Pemerintah Kota Batu, Jawa Timur, mengambil langkah tegas untuk tetap menggratiskan SMA/SMK di wilayahnya. Kepala Dinas Pendidikan Kota Batu Mistin menegaskan kepada Malang Post (Jawa Pos Group), Pemkot Batu tetap memberikan bantuan kepada tiap-tiap sekolah melalui bosda. ”Setiap siswa SMA di Batu mendapatkan bosda Rp 120 ribu dan SMK Rp 220 ribu,” tutur dia. Angka itu lebih tinggi bila dibandingkan dengan patokan SPP yang ditetapkan Pemprov Jatim. Yaitu, SPP SMA Rp 110 ribu dan SPP SMK nonteknik Rp 145 ribu.
Mistin memastikan, pengalokasian bosda untuk siswa SMA/SMK itu tidak menyalahi aturan. ”Saya sudah melakukan konsultasi dengan Dinas Pendidikan Provinsi Jawa Timur,” ungkapnya kemarin. Hasilnya, pemerintah daerah diperbolehkan untuk memberikan subsidi atau bantuan operasional.
Berbeda dengan Pemkot Batu, Wali Kota Malang Mochamad Anton menyatakan belum berani menganggarkan bosda untuk SMA/SMK. ”Kami tunggu petunjuk teknisnya dulu. Kalau kami anggarkan, nanti kami yang salah. Bisa ada temuan, sudah diambil alih provinsi kok Pemkot Malang masih anggarkan, kan itu salah,” kata Abah Anton –sapaannya– kepada Malang Post.
Beda lagi dengan Jawa Barat. Pemprov Jabar mengklaim paling siap dalam peralihan status kelola SMA/SMK. Gubernur Jabar Ahmad Heryawan menegaskan, kesiapan untuk alih kelola tersebut dipersiapkan sejak 2016. Salah satunya dilakukan dengan menyusun berbagai sistem penunjang kelancaran kebijakan UU Nomor 23 Tahun 2014 tersebut. ”Di awal itu kami sudah melakukan pendataan dengan menata sejumlah aset sekolah yang ada di 27 kabupaten dan kota,” jelas Aher –sapaannya– ketika ditemui di Gedung Sate kemarin (9/1).
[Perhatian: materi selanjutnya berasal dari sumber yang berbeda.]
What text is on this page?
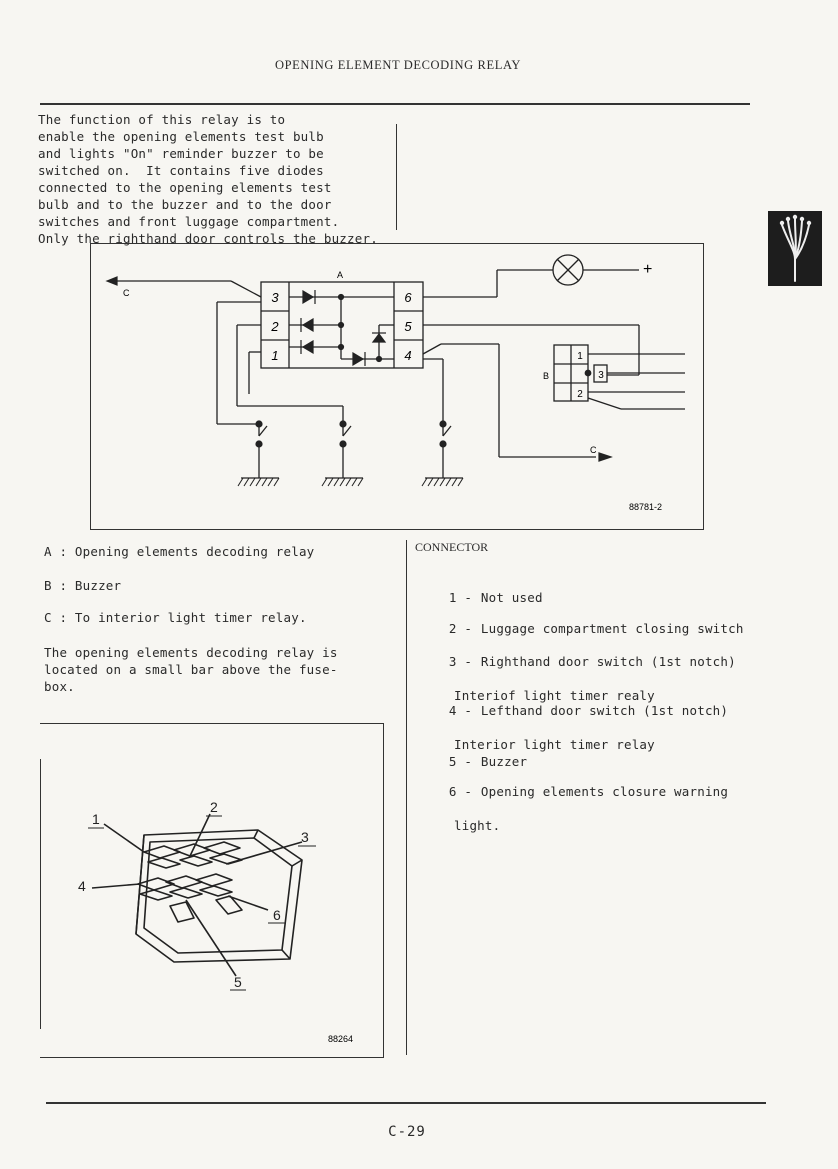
OPENING ELEMENT DECODING RELAY
The function of this relay is to
enable the opening elements test bulb
and lights "On" reminder buzzer to be
switched on.  It contains five diodes
connected to the opening elements test
bulb and to the buzzer and to the door
switches and front luggage compartment.
Only the righthand door controls the buzzer.
A
C
C
B
+
3
2
1
6
5
4	1
3
2
88781-2
A : Opening elements decoding relay
B : Buzzer
C : To interior light timer relay.
The opening elements decoding relay is
located on a small bar above the fuse-
box.
CONNECTOR

1 - Not used

2 - Luggage compartment closing switch

3 - Righthand door switch (1st notch)

Interiof light timer realy

4 - Lefthand door switch (1st notch)

Interior light timer relay

5 - Buzzer

6 - Opening elements closure warning

light.

1
2
3
4
5
6
88264
C-29
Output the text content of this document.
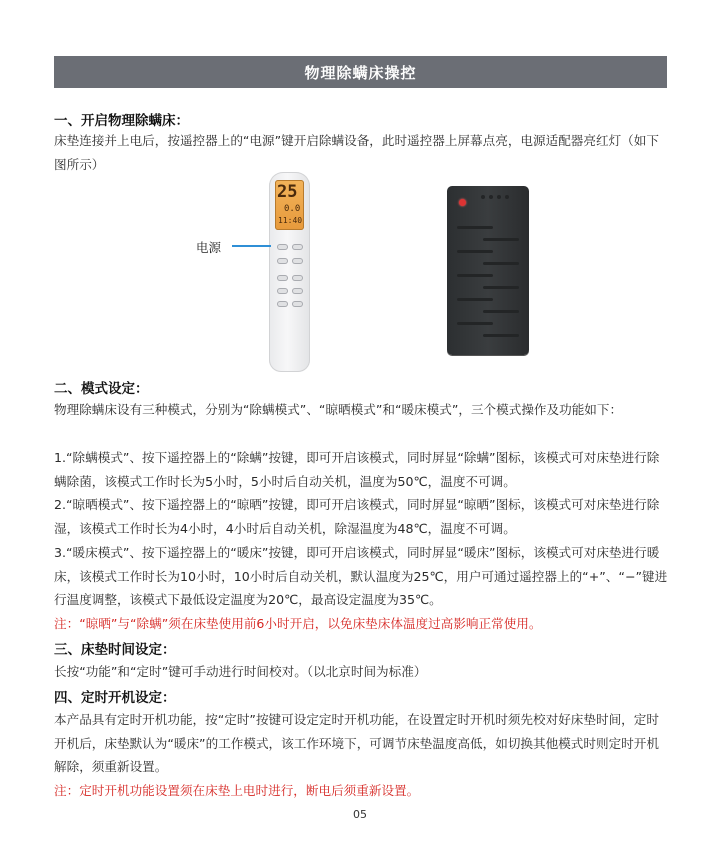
物理除螨床操控
一、开启物理除螨床：
床垫连接并上电后，按遥控器上的“电源”键开启除螨设备，此时遥控器上屏幕点亮，电源适配器亮红灯（如下图所示）
25
0.0
11:40
电源
二、模式设定：
物理除螨床设有三种模式，分别为“除螨模式”、“晾晒模式”和“暖床模式”，三个模式操作及功能如下：
1.“除螨模式”、按下遥控器上的“除螨”按键，即可开启该模式，同时屏显“除螨”图标，该模式可对床垫进行除螨除菌，该模式工作时长为5小时，5小时后自动关机，温度为50℃，温度不可调。
2.“晾晒模式”、按下遥控器上的“晾晒”按键，即可开启该模式，同时屏显“晾晒”图标，该模式可对床垫进行除湿，该模式工作时长为4小时，4小时后自动关机，除湿温度为48℃，温度不可调。
3.“暖床模式”、按下遥控器上的“暖床”按键，即可开启该模式，同时屏显“暖床”图标，该模式可对床垫进行暖床，该模式工作时长为10小时，10小时后自动关机，默认温度为25℃，用户可通过遥控器上的“+”、“−”键进行温度调整，该模式下最低设定温度为20℃，最高设定温度为35℃。
注：“晾晒”与“除螨”须在床垫使用前6小时开启，以免床垫床体温度过高影响正常使用。
三、床垫时间设定：
长按“功能”和“定时”键可手动进行时间校对。（以北京时间为标准）
四、定时开机设定：
本产品具有定时开机功能，按“定时”按键可设定定时开机功能，在设置定时开机时须先校对好床垫时间，定时开机后，床垫默认为“暖床”的工作模式，该工作环境下，可调节床垫温度高低，如切换其他模式时则定时开机解除，须重新设置。
注：定时开机功能设置须在床垫上电时进行，断电后须重新设置。
05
Selain itu, penataan kepegawaian Pemprov Jabar, baik struktural maupun nonstruktural, sudah dilakukan. Dengan begitu, secara teknis tinggal pelaksanaannya.
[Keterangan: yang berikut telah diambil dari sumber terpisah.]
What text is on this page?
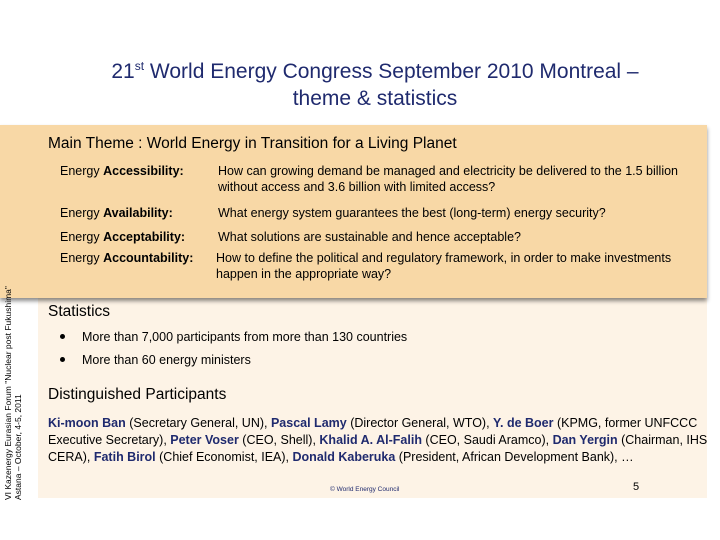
21st World Energy Congress September 2010 Montreal –
theme & statistics
Main Theme : World Energy in Transition for a Living Planet
Energy Accessibility:	How can growing demand be managed and electricity be delivered to the 1.5 billion without access and 3.6 billion with limited access?
Energy Availability:	What energy system guarantees the best (long-term) energy security?
Energy Acceptability:	What solutions are sustainable and hence acceptable?
Energy Accountability: How to define the political and regulatory framework, in order to make investments happen in the appropriate way?
Statistics
More than 7,000 participants from more than 130 countries
More than 60 energy ministers
Distinguished Participants
Ki-moon Ban (Secretary General, UN), Pascal Lamy (Director General, WTO), Y. de Boer (KPMG, former UNFCCC Executive Secretary), Peter Voser (CEO, Shell), Khalid A. Al-Falih (CEO, Saudi Aramco), Dan Yergin (Chairman, IHS CERA), Fatih Birol (Chief Economist, IEA), Donald Kaberuka (President, African Development Bank), …
© World Energy Council	5
VI Kazenergy Eurasian Forum "Nuclear post Fukushima" Astana – October, 4-5, 2011
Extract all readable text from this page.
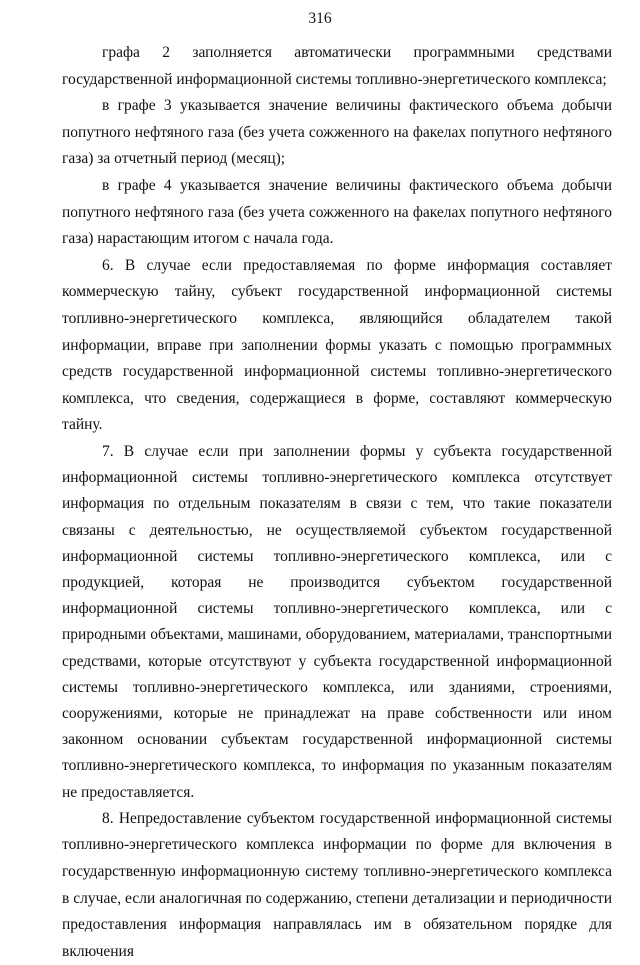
316

графа 2 заполняется автоматически программными средствами государственной информационной системы топливно-энергетического комплекса;

в графе 3 указывается значение величины фактического объема добычи попутного нефтяного газа (без учета сожженного на факелах попутного нефтяного газа) за отчетный период (месяц);

в графе 4 указывается значение величины фактического объема добычи попутного нефтяного газа (без учета сожженного на факелах попутного нефтяного газа) нарастающим итогом с начала года.

6. В случае если предоставляемая по форме информация составляет коммерческую тайну, субъект государственной информационной системы топливно-энергетического комплекса, являющийся обладателем такой информации, вправе при заполнении формы указать с помощью программных средств государственной информационной системы топливно-энергетического комплекса, что сведения, содержащиеся в форме, составляют коммерческую тайну.

7. В случае если при заполнении формы у субъекта государственной информационной системы топливно-энергетического комплекса отсутствует информация по отдельным показателям в связи с тем, что такие показатели связаны с деятельностью, не осуществляемой субъектом государственной информационной системы топливно-энергетического комплекса, или с продукцией, которая не производится субъектом государственной информационной системы топливно-энергетического комплекса, или с природными объектами, машинами, оборудованием, материалами, транспортными средствами, которые отсутствуют у субъекта государственной информационной системы топливно-энергетического комплекса, или зданиями, строениями, сооружениями, которые не принадлежат на праве собственности или ином законном основании субъектам государственной информационной системы топливно-энергетического комплекса, то информация по указанным показателям не предоставляется.

8. Непредоставление субъектом государственной информационной системы топливно-энергетического комплекса информации по форме для включения в государственную информационную систему топливно-энергетического комплекса в случае, если аналогичная по содержанию, степени детализации и периодичности предоставления информация направлялась им в обязательном порядке для включения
Aher tidak menampik bahwa alih kelola tersebut cukup berat. Sebab, peralihan itu juga berdampak pada status kepegawaian guru. Terlebih lagi, jumlah guru di Jabar saat ini terbilang besar. Dia memerinci, setelah didata, ada 27.277 pegawai. Jumlah itu terdiri atas 24.292 guru, 473 pengawas sekolah, dan 2.512 tenaga administrasi sekolah.
Kesiapan menerima pengelolaan SMA/SMK juga diungkapkan Pemprov Sulawesi Utara (Sulut). Kepala Dinas Pendidikan Sulut Gamy Kawatu mengungkapkan, biaya untuk keperluan operasional sekolah dianggarkan dalam BOS. Namun, lanjut dia, bila ada tambahan kebutuhan yang tidak terdata sebelumnya, dapat dicari jalan keluar atas kesepakatan semua pihak melalui komite sekolah. ”Selama tak memberatkan orang tua maupun para murid, kami membolehkan ada tambahan biaya,” ujarnya. (wan/tim JPG/c11/kim)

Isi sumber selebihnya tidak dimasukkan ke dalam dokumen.